ECLI:NL:RBNHO:2023:2181

Rechtbank Noord-Holland

Datum uitspraak
15 februari 2023
Publicatiedatum
13 maart 2023
Zaaknummer
9583524 \ CV EXPL 21-8417
Instantie
Rechtbank Noord-Holland
Type
Uitspraak
Procedures
  • Op tegenspraak
Vindplaatsen
  • Rechtspraak.nl
AI samenvatting door LexboostAutomatisch gegenereerd

Compensatie voor vertraging van luchtreis door annulering van vlucht BA441

In deze zaak heeft AirHelp Limited, een rechtspersoon naar buitenlands recht gevestigd in Hong Kong, een vordering ingesteld tegen British Airways Plc, gevestigd in Harmondsworth, Verenigd Koninkrijk, wegens compensatie voor vertraging van een vlucht. De vordering is ingesteld na de annulering van vlucht BA441, die op 22 februari 2020 van Amsterdam-Schiphol naar London Heathrow zou vliegen. De passagiers, die een vervoersovereenkomst hadden met de vervoerder, arriveerden uiteindelijk op 24 februari 2020, meer dan 24 uur later dan gepland. AirHelp heeft de vordering gebaseerd op de Europese Verordening (EG) nr. 261/2004, die compensatie regelt voor luchtreizigers bij annuleringen en vertragingen. De vervoerder betwistte de vordering en voerde aan dat de annulering het gevolg was van buitengewone omstandigheden.

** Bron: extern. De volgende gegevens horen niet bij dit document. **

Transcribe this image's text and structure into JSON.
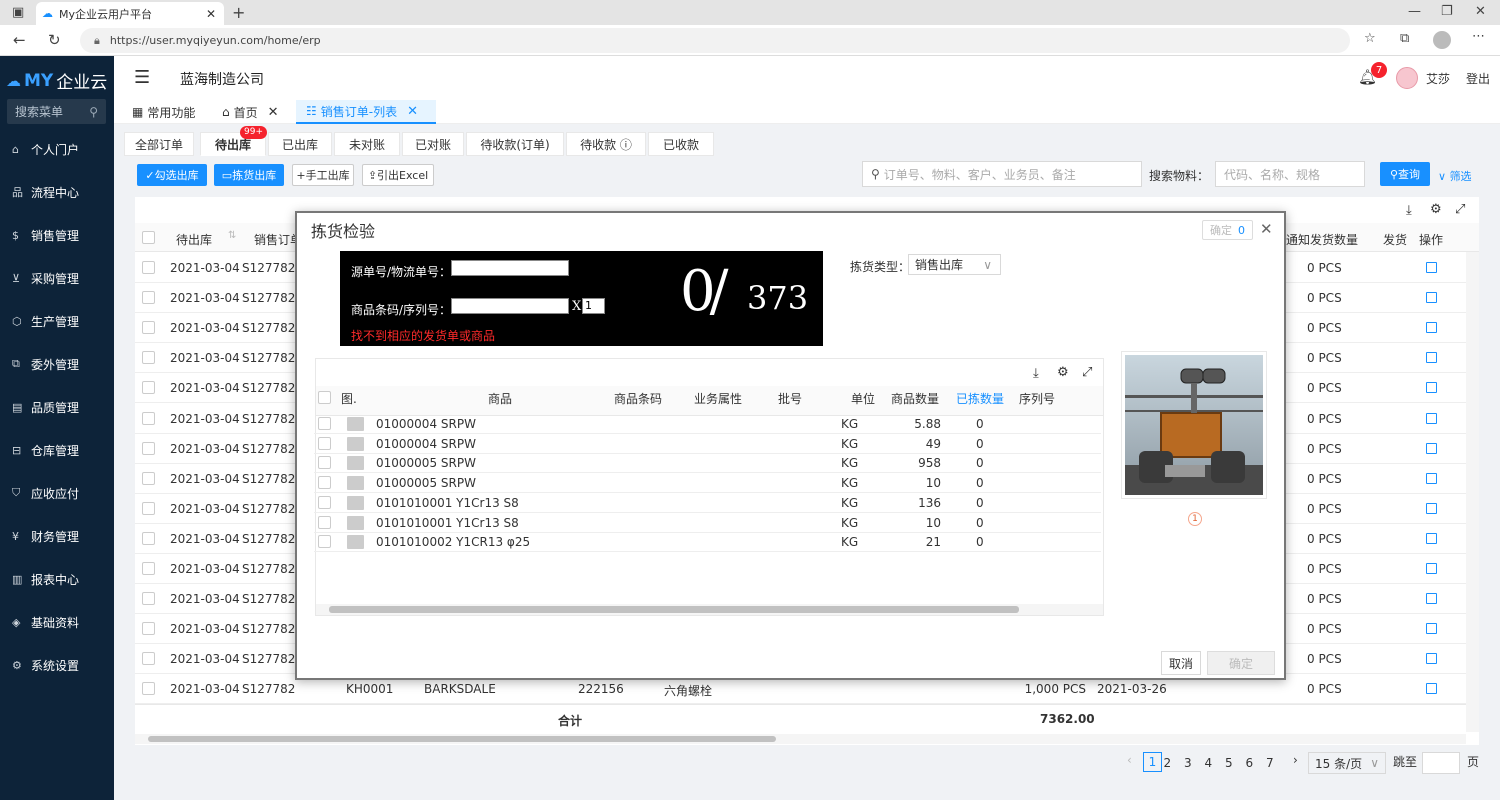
{
  "browser": {
    "tab_title": "My企业云用户平台",
    "url": "https://user.myqiyeyun.com/home/erp"
  },
  "sidebar": {
    "logo_my": "MY",
    "logo_text": "企业云",
    "search_label": "搜索菜单",
    "items": [
      {
        "label": "个人门户",
        "icon": "home-icon"
      },
      {
        "label": "流程中心",
        "icon": "flow-icon"
      },
      {
        "label": "销售管理",
        "icon": "dollar-icon"
      },
      {
        "label": "采购管理",
        "icon": "cart-icon"
      },
      {
        "label": "生产管理",
        "icon": "cube-icon"
      },
      {
        "label": "委外管理",
        "icon": "external-icon"
      },
      {
        "label": "品质管理",
        "icon": "quality-icon"
      },
      {
        "label": "仓库管理",
        "icon": "warehouse-icon"
      },
      {
        "label": "应收应付",
        "icon": "shield-icon"
      },
      {
        "label": "财务管理",
        "icon": "yen-icon"
      },
      {
        "label": "报表中心",
        "icon": "chart-icon"
      },
      {
        "label": "基础资料",
        "icon": "layers-icon"
      },
      {
        "label": "系统设置",
        "icon": "gear-icon"
      }
    ]
  },
  "header": {
    "company": "蓝海制造公司",
    "notif_count": "7",
    "user": "艾莎",
    "logout": "登出"
  },
  "navtabs": [
    {
      "label": "常用功能"
    },
    {
      "label": "首页"
    },
    {
      "label": "销售订单-列表"
    }
  ],
  "subtabs": [
    {
      "label": "全部订单"
    },
    {
      "label": "待出库",
      "badge": "99+"
    },
    {
      "label": "已出库"
    },
    {
      "label": "未对账"
    },
    {
      "label": "已对账"
    },
    {
      "label": "待收款(订单)"
    },
    {
      "label": "待收款 ⓘ"
    },
    {
      "label": "已收款"
    }
  ],
  "toolbar": {
    "select_out": "勾选出库",
    "pick_out": "拣货出库",
    "manual_out": "手工出库",
    "export_excel": "引出Excel",
    "search_placeholder": "订单号、物料、客户、业务员、备注",
    "material_label": "搜索物料：",
    "material_placeholder": "代码、名称、规格",
    "query": "查询",
    "filter": "筛选"
  },
  "grid": {
    "headers": {
      "out": "待出库",
      "order": "销售订单",
      "notify_qty": "通知发货数量",
      "ship": "发货",
      "ops": "操作"
    },
    "rows": [
      {
        "date": "2021-03-04",
        "order": "S127782",
        "qty": "0 PCS"
      },
      {
        "date": "2021-03-04",
        "order": "S127782",
        "qty": "0 PCS"
      },
      {
        "date": "2021-03-04",
        "order": "S127782",
        "qty": "0 PCS"
      },
      {
        "date": "2021-03-04",
        "order": "S127782",
        "qty": "0 PCS"
      },
      {
        "date": "2021-03-04",
        "order": "S127782",
        "qty": "0 PCS"
      },
      {
        "date": "2021-03-04",
        "order": "S127782",
        "qty": "0 PCS"
      },
      {
        "date": "2021-03-04",
        "order": "S127782",
        "qty": "0 PCS"
      },
      {
        "date": "2021-03-04",
        "order": "S127782",
        "qty": "0 PCS"
      },
      {
        "date": "2021-03-04",
        "order": "S127782",
        "qty": "0 PCS"
      },
      {
        "date": "2021-03-04",
        "order": "S127782",
        "qty": "0 PCS"
      },
      {
        "date": "2021-03-04",
        "order": "S127782",
        "qty": "0 PCS"
      },
      {
        "date": "2021-03-04",
        "order": "S127782",
        "qty": "0 PCS"
      },
      {
        "date": "2021-03-04",
        "order": "S127782",
        "qty": "0 PCS"
      },
      {
        "date": "2021-03-04",
        "order": "S127782",
        "qty": "0 PCS"
      },
      {
        "date": "2021-03-04",
        "order": "S127782",
        "customer_code": "KH0001",
        "customer": "BARKSDALE",
        "code": "222156",
        "product": "六角螺栓",
        "amount": "1,000 PCS",
        "ship_date": "2021-03-26",
        "qty": "0 PCS"
      }
    ],
    "total_label": "合计",
    "total_value": "7362.00"
  },
  "pagination": {
    "pages": [
      "1",
      "2",
      "3",
      "4",
      "5",
      "6",
      "7"
    ],
    "per_page": "15 条/页",
    "goto": "跳至",
    "page_unit": "页"
  },
  "modal": {
    "title": "拣货检验",
    "confirm_top": "确定",
    "confirm_count": "0",
    "source_label": "源单号/物流单号：",
    "barcode_label": "商品条码/序列号：",
    "multiplier": "X",
    "multiplier_value": "1",
    "error": "找不到相应的发货单或商品",
    "picked": "0/",
    "total": "373",
    "pick_type_label": "拣货类型：",
    "pick_type_value": "销售出库",
    "headers": {
      "img": "图.",
      "product": "商品",
      "barcode": "商品条码",
      "attr": "业务属性",
      "batch": "批号",
      "unit": "单位",
      "qty": "商品数量",
      "picked": "已拣数量",
      "serial": "序列号"
    },
    "rows": [
      {
        "product": "01000004 SRPW",
        "unit": "KG",
        "qty": "5.88",
        "picked": "0"
      },
      {
        "product": "01000004 SRPW",
        "unit": "KG",
        "qty": "49",
        "picked": "0"
      },
      {
        "product": "01000005 SRPW",
        "unit": "KG",
        "qty": "958",
        "picked": "0"
      },
      {
        "product": "01000005 SRPW",
        "unit": "KG",
        "qty": "10",
        "picked": "0"
      },
      {
        "product": "0101010001 Y1Cr13 S8",
        "unit": "KG",
        "qty": "136",
        "picked": "0"
      },
      {
        "product": "0101010001 Y1Cr13 S8",
        "unit": "KG",
        "qty": "10",
        "picked": "0"
      },
      {
        "product": "0101010002 Y1CR13 φ25",
        "unit": "KG",
        "qty": "21",
        "picked": "0"
      }
    ],
    "image_page": "1",
    "cancel": "取消",
    "confirm": "确定"
  },
  "colors": {
    "accent": "#1890ff",
    "sidebar": "#0d2339",
    "error": "#ff2a2a",
    "badge": "#f5222d"
  }
}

De kantonrechter heeft vastgesteld dat de Nederlandse rechter bevoegd is en dat de annulering van de vlucht niet in geschil is. De vervoerder kon echter niet aantonen dat de annulering het gevolg was van buitengewone omstandigheden, zoals gedefinieerd in de Verordening. De kantonrechter oordeelde dat de vervoerder onvoldoende had aangetoond dat hij alle redelijke maatregelen had getroffen om de vertraging te voorkomen. Daarom werd de vordering van AirHelp toegewezen, inclusief de wettelijke rente vanaf de datum waarop de passagiers hadden moeten aankomen.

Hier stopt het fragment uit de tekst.